Cubble
Cubble provides a new data structure to manipulate spatio-temporal
vector data. It arranges variables into two forms: nested form and long
form. The nested form shows each site in a row and time invariant
variables as columns. The time varying variables are nested into a ts
column. In the long form, each row is cross-identified by the site and
time, time varying variables are presented, and time invariant variables
are stored as an attribute. The two forms can be switched back and forth
for manipulation on the spatial and temporal dimension of the data.
Installation
You can install the released version of cubble from CRAN with:
install.packages("cubble")
And the development version from GitHub with:
# install.packages("remotes")
remotes::install_github("huizezhang-sherry/cubble")
Example
as_cubble()
creates a cubble in the nested form by supplying the
spatial identifier, key
, temporal identifier, index
, and the spatial
coordinates that defines the site, coords
.
library(cubble)
library(dplyr)
#> Warning: package 'dplyr' was built under R version 4.1.2
nested <- climate_flat |>
as_cubble(key = id, index = date, coords = c(long, lat))
nested
#> # cubble: id [5]: nested form
#> # bbox: [115.97, -32.94, 133.55, -12.42]

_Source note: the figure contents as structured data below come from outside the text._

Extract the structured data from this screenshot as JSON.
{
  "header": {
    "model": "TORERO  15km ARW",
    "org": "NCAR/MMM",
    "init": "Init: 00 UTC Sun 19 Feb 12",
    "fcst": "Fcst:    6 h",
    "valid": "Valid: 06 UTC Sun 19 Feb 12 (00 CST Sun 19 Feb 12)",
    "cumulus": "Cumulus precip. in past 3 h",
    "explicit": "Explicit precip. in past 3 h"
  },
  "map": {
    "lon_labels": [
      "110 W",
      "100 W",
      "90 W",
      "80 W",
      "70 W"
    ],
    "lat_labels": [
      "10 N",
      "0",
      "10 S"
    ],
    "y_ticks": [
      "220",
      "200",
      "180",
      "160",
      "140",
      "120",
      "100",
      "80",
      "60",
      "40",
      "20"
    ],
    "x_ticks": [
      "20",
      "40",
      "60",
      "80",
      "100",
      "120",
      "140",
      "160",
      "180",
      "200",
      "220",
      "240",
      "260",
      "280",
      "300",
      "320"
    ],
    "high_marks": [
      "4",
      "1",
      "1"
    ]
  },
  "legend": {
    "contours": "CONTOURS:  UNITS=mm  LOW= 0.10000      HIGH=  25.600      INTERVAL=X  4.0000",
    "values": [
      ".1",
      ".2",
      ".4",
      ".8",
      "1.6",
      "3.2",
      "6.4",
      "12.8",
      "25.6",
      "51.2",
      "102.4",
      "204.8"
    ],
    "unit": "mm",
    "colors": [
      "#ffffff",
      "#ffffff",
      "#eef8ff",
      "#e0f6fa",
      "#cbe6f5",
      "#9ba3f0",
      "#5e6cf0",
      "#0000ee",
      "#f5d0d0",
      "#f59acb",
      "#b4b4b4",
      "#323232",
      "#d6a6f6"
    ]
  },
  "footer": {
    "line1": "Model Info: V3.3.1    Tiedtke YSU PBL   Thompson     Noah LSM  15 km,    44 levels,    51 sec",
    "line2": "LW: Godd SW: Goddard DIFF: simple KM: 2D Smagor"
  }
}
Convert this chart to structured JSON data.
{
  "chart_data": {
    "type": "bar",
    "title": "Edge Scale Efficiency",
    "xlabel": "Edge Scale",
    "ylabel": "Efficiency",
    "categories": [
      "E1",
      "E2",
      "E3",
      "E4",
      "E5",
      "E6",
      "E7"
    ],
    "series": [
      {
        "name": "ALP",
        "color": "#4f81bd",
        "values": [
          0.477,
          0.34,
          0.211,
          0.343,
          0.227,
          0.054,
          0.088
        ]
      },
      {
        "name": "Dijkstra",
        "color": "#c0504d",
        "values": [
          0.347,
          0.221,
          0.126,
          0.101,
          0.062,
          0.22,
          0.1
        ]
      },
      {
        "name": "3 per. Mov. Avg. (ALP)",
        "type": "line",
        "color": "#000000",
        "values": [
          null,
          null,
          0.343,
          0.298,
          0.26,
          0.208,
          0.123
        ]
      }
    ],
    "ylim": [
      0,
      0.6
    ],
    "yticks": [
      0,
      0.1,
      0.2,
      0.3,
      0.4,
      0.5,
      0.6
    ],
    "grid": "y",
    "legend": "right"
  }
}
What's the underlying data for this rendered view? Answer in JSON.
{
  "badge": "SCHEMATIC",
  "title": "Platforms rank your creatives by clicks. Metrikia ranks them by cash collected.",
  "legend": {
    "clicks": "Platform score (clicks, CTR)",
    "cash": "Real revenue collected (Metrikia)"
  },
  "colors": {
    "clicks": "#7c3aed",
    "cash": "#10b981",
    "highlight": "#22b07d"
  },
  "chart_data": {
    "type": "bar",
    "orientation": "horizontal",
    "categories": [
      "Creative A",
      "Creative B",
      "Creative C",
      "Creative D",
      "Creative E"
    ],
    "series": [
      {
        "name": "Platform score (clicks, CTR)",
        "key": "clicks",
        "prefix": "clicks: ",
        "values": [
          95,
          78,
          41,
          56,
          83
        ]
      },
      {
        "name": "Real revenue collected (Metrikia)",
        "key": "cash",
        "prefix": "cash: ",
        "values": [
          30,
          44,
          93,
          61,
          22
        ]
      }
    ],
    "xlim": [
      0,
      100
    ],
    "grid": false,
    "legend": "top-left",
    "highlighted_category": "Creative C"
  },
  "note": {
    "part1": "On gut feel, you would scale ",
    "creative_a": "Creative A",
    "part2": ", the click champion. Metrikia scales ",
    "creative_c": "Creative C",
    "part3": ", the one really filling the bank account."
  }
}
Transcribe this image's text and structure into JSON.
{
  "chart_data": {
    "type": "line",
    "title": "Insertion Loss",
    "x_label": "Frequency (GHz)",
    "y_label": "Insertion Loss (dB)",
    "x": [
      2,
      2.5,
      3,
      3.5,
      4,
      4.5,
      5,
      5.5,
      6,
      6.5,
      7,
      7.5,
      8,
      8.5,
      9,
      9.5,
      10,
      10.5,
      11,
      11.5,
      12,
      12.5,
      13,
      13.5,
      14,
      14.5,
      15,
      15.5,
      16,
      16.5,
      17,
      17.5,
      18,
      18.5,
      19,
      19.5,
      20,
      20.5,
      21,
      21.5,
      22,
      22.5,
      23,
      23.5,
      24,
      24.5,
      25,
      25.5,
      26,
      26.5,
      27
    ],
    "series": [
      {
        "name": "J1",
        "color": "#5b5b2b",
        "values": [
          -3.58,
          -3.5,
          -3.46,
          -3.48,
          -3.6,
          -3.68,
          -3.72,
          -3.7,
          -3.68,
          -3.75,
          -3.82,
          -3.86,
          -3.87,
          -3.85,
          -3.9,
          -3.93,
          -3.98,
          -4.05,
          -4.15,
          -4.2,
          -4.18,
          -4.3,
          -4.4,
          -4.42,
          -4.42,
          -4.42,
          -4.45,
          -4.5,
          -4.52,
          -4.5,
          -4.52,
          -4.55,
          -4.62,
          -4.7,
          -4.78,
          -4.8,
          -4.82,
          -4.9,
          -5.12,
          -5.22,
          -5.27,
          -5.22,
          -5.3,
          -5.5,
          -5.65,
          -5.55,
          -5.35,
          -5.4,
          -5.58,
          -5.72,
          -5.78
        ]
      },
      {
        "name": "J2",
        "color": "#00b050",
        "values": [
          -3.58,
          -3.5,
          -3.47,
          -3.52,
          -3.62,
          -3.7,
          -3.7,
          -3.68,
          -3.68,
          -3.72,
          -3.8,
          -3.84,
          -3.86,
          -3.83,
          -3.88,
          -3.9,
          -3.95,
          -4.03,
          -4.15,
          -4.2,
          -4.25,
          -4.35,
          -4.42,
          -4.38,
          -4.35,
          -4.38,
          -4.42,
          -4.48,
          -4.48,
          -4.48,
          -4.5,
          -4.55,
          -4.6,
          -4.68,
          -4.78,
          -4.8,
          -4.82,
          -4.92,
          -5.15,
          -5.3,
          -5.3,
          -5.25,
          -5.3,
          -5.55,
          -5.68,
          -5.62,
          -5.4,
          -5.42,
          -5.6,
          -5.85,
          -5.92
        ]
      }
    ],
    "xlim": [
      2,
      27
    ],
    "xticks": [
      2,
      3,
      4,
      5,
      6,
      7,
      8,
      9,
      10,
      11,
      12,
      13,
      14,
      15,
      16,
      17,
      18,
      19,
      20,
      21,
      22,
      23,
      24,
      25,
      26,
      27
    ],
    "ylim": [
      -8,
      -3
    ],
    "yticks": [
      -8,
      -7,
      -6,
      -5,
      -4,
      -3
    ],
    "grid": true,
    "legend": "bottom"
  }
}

#> # temporal: date [date], prcp [dbl], tmax [dbl], tmin [dbl]
#> id lat long elev name wmo_id ts
#> <chr> <dbl> <dbl> <dbl> <chr> <dbl> <list>
#> 1 ASN00009021 -31.9 116. 15.4 perth airport 94610 <tibble [366 × 4]>
#> 2 ASN00010311 -31.9 117. 179 york 94623 <tibble [366 × 4]>
#> 3 ASN00010614 -32.9 117. 338 narrogin 94627 <tibble [366 × 4]>
#> 4 ASN00014015 -12.4 131. 30.4 darwin airport 94120 <tibble [366 × 4]>
#> 5 ASN00015131 -17.6 134. 220 elliott 94236 <tibble [366 × 4]>
face_temporal()
switches a cubble from the nested form to the long
form. The long form cubble is for operations whose output is
cross-identified by key
and index
, for example, filtering January
records:
long <- nested |>
face_temporal() |>
filter(lubridate::month(date) == 1)
long
#> # cubble: date, id [5]: long form
#> # bbox: [115.97, -32.94, 133.55, -12.42]
#> # spatial: lat [dbl], long [dbl], elev [dbl], name [chr], wmo_id [dbl]
#> id date prcp tmax tmin
#> <chr> <date> <dbl> <dbl> <dbl>
#> 1 ASN00009021 2020-01-01 0 31.9 15.3
#> 2 ASN00009021 2020-01-02 0 24.9 16.4
#> 3 ASN00009021 2020-01-03 6 23.2 13
#> 4 ASN00009021 2020-01-04 0 28.4 12.4
#> 5 ASN00009021 2020-01-05 0 35.3 11.6
#> 6 ASN00009021 2020-01-06 0 34.8 13.1
#> 7 ASN00009021 2020-01-07 0 32.8 15.1
#> 8 ASN00009021 2020-01-08 0 30.4 17.4
#> 9 ASN00009021 2020-01-09 0 28.7 17.3
#> 10 ASN00009021 2020-01-10 0 32.6 15.8
#> # … with 145 more rows
face_spatial()
switches the long cubble back to the nested cubble. The
nested form is for operations whose output is only identified by the
key
, for example, mutating the average maximum temperature in January:
long |>
face_spatial() |>
mutate(avg_max = mean(ts$tmax, na.rm = TRUE))
#> # cubble: id [5]: nested form
#> # bbox: [115.97, -32.94, 133.55, -12.42]
#> # temporal: date [date], prcp [dbl], tmax [dbl], tmin [dbl]
#> id lat long elev name wmo_id ts avg_max
#> <chr> <dbl> <dbl> <dbl> <chr> <dbl> <list> <dbl>
#> 1 ASN00009021 -31.9 116. 15.4 perth airport 94610 <tibble [31 × 4]> 31.6
#> 2 ASN00010311 -31.9 117. 179 york 94623 <tibble [31 × 4]> 34.6
#> 3 ASN00010614 -32.9 117. 338 narrogin 94627 <tibble [31 × 4]> 31.4
#> 4 ASN00014015 -12.4 131. 30.4 darwin airport 94120 <tibble [31 × 4]> 32.8
#> 5 ASN00015131 -17.6 134. 220 elliott 94236 <tibble [31 × 4]> 38.5
Misc
- Naming: Cubble stands for “cubical tibble” and you can think of multivariate spatio-temporal data as a cube with three axes: variable, location, and time.